The idea is out there that getting a book you wrote published is a kind of ultimate achievement that will show you're talented and achieving. No one expected that books would be displaced by the internet. But already people didn't understand ordinary publishing. Some is powered by a red hot topic, like the political tomes that are pulling together theories and evidence right now. People really want to know what's behind this chaos and evil.
But there are also gender-specific genres, romance novels for women, adventure "real life" for men. Schools teach us certain books must be included in a real education, but once we're no longer forced, most of us never read them or think about them. As usual, what impresses us best is material rewards ($) for mass popularity, like the NYTimes list of best sellers or the now defunct "Book of the Month Club." Pure quality is so hard to define -- since it depends on the reader's idea of what that is -- it's barely discussed. People will say that something is "good writing", but not be able to tell you why.
The invention of internet "publishing" changes the terms of writing. One need not hoard the writing until there is a "book" to be published as a unit. The reader can follow the development of writing as it grows in the mind and heart of the writer, sometimes transforming what was contradiction in the beginning.
I'm working on two "bodies of work," by others, one more than a decade of letters, typed before computers were invented, describing the process of developing an indigenous language immersion school for primary-aged kids, including the effort to fund and finally endow the school. The other is more than a decade of blog entries, also describing a community for kids but this time one as flexible and inventive as the entries themselves. The kids in this second case are without families but with the most penetrating and vulnerable of diseases, HIV/AIDS. They are in distress but resourceful.

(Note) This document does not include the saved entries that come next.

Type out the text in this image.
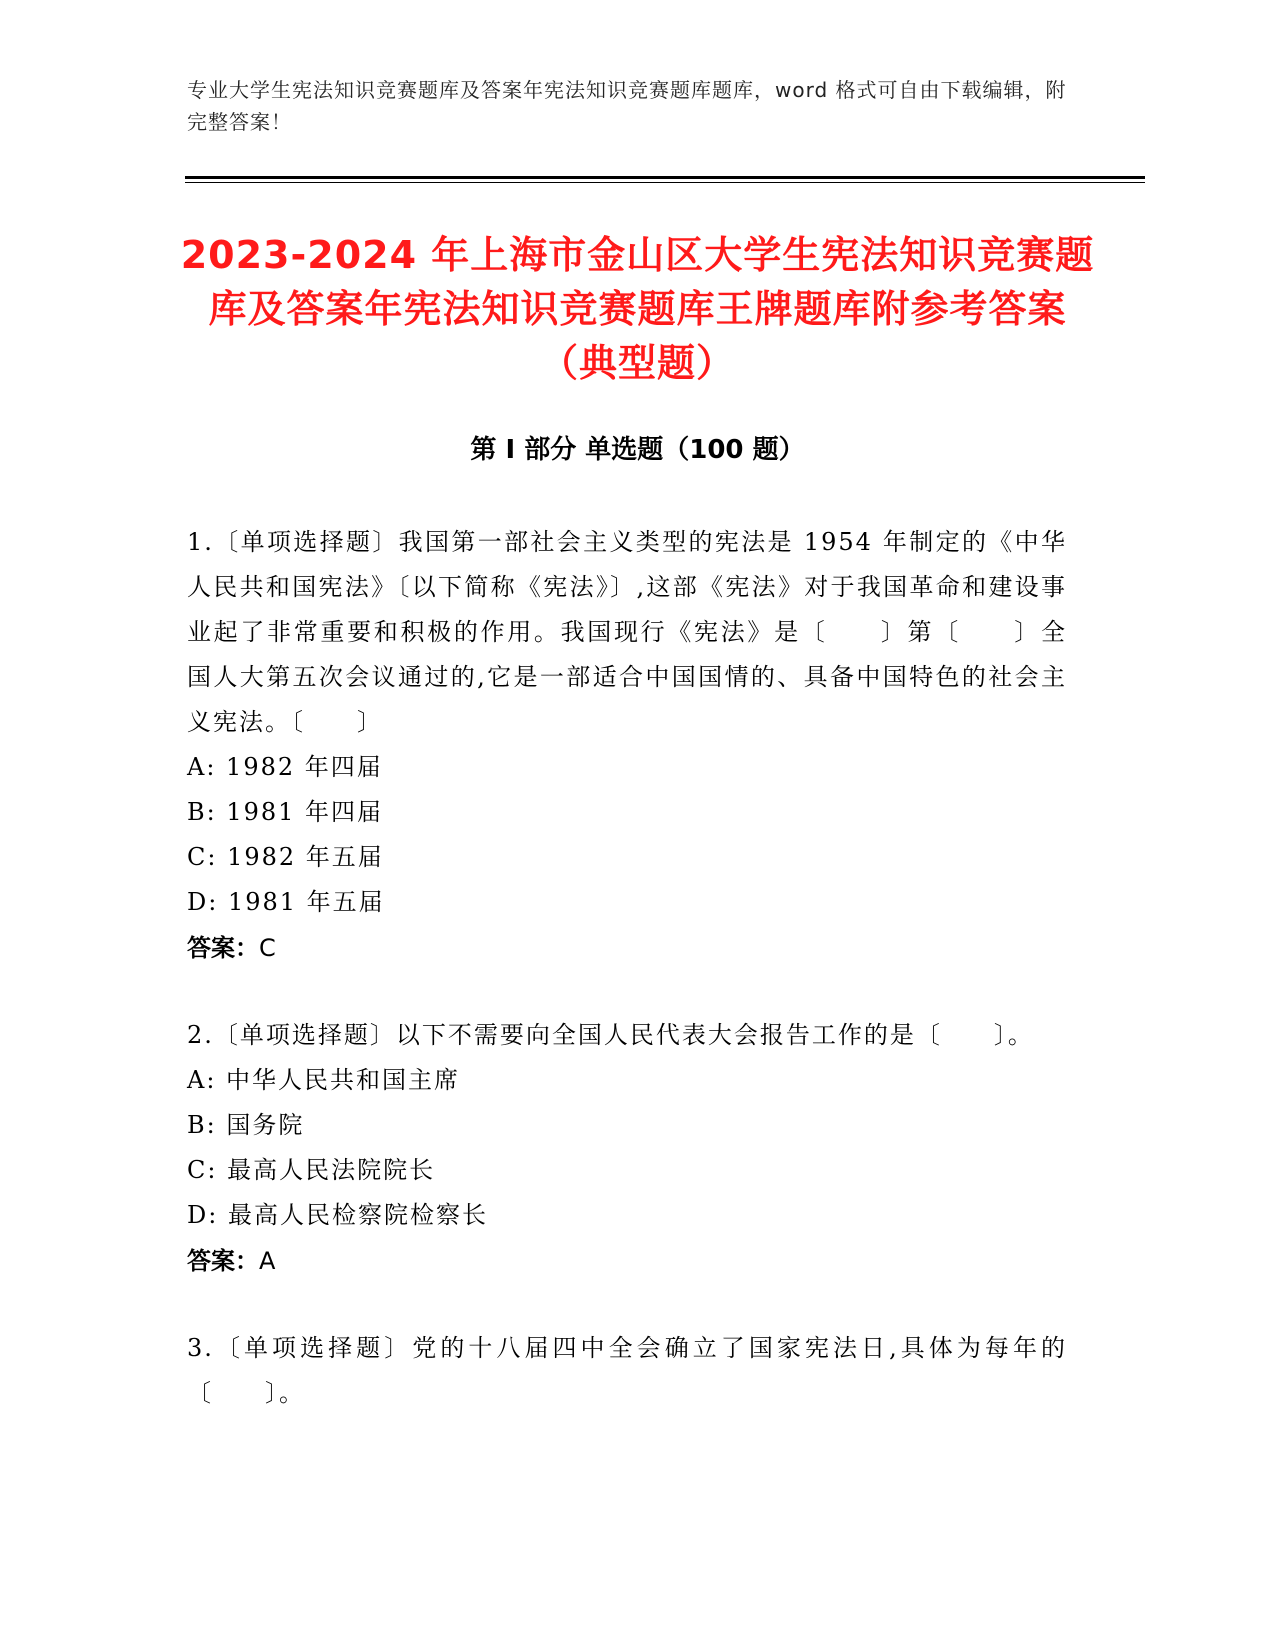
专业大学生宪法知识竞赛题库及答案年宪法知识竞赛题库题库，word 格式可自由下载编辑，附完整答案！
2023-2024 年上海市金山区大学生宪法知识竞赛题库及答案年宪法知识竞赛题库王牌题库附参考答案（典型题）
第 I 部分 单选题（100 题）

1.〔单项选择题〕我国第一部社会主义类型的宪法是 1954 年制定的《中华人民共和国宪法》〔以下简称《宪法》〕,这部《宪法》对于我国革命和建设事业起了非常重要和积极的作用。我国现行《宪法》是〔　　〕第〔　　〕全国人大第五次会议通过的,它是一部适合中国国情的、具备中国特色的社会主义宪法。〔　　〕

A: 1982 年四届

B: 1981 年四届

C: 1982 年五届

D: 1981 年五届

答案：C

2.〔单项选择题〕以下不需要向全国人民代表大会报告工作的是〔　　〕。

A: 中华人民共和国主席

B: 国务院

C: 最高人民法院院长

D: 最高人民检察院检察长

答案：A

3.〔单项选择题〕党的十八届四中全会确立了国家宪法日,具体为每年的〔　　〕。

Neither writing nor editing, I'm organizing these materials for those who keep specialty archives, and hoping that I can preserve the work of two different and extraordinary men who dedicated themselves to their efforts and grew from it. Why I ended up being a recipient of this writing -- some of it exceptional, poetic, and unexpected -- I don't know. Perhaps one of them was a preparation for the other, though they didn't know each other and maybe wouldn't have liked or approved of each other. If I had to draw a Venn diagram showing the two as overlapping circles, probably the commonality would be about prejudice, suffering, and how art/poetry/story can address them.
So if I'm in sympathy, why didn't I end up sponsoring a group the way these two men did? (I did have a ministry, but it eluded me.) Is it that I'm a woman who was taught that her role was enabling men? Many women would make these two epistolary relationships into romances, even sexual, but that didn't happen. The distance between ways of relating was necessary for the creation of letters and vignettes in the first place. There was no money in it, as there would have been in the context of publishing where even women are paid for editing. I can work with print, not boys or little kids.
Both groups were risky, even dangerous, to themselves and others, and stigmatized but also eroticized. Maybe that's what kept me fascinated, pursuing research that might show what was going on more clearly and even suggest ways to help. Both men were highly intelligent, younger than me by a decade. One is dead and the other is dying. I'm feeling my age which is why is seems important to find archives.
At least partly involved is my turning away from materialism, which it seems to me involves at least partly denying awareness of damage, blindness to being used by others. My family, survivors of the Depression and the conversion of agriculture to industry, is obsessed with a "living" which demands a certain standard. They talk about hating their jobs. I dumped all that, partly because idealistic work like ministry and teaching doesn't pay well anyway. The only prosperous cousins run a "titty bar". I learned to get along without fancy stuff, with the exception of the computer.
This whole blog post is self-indulgent, but it's an attempt to change the terms of discussion. Why should a woman claim "me-too" is her problem when attempting to survive on men's terms, instead of simply changing the terms of effort. Of course, I didn't have children as one condition of living in a risky, low-income way. Neither of the groups in these two bodies of work I guard have a lot of money.
I did devote the Sixties to hard work in service to one man, Bob Scriver. My reward was marriage and some thought that meant money, though we were divorced before the money happened. I left with no money and though he had millions, he didn't live any differently from before. He didn't live for any others, in his will he even cut off his own grandchildren. His archive, the Montana Historical Society, does not serve his body of work -- which was not publishing but a thousand bronze sculptures -- with either curation or exhibition.
I don't regret any of these years, which were a participation rather than simply receiving writing about what happens. They taught me a lot. I did publish in the traditional manner, one book entitled "Bronze Inside and Out" which was about the years with Bob Scriver when he went from local recognition to something like classic status. So there's that.
In the last twenty years I've built another body of work by blogging and self-publishing. What is unseen, iceburg like, is constant reading, thinking, and tracing patterns just for the pure "helluvit." The dialogue about this must be what was attracting the two men who were each creating their own bodies of work around relationships with young humans. The low-pay humanities jobs I had prepared me to look clear-eyed or at least unblinkingly at some terrifying, heart-breaking, and celebratory happenings. That's the way real progress goes. It's not about numbers or things.
“Freedom is a heavy load, a great and strange burden for the spirit to undertake….It is not a gift given but a choice made, and the choice may be a hard one.”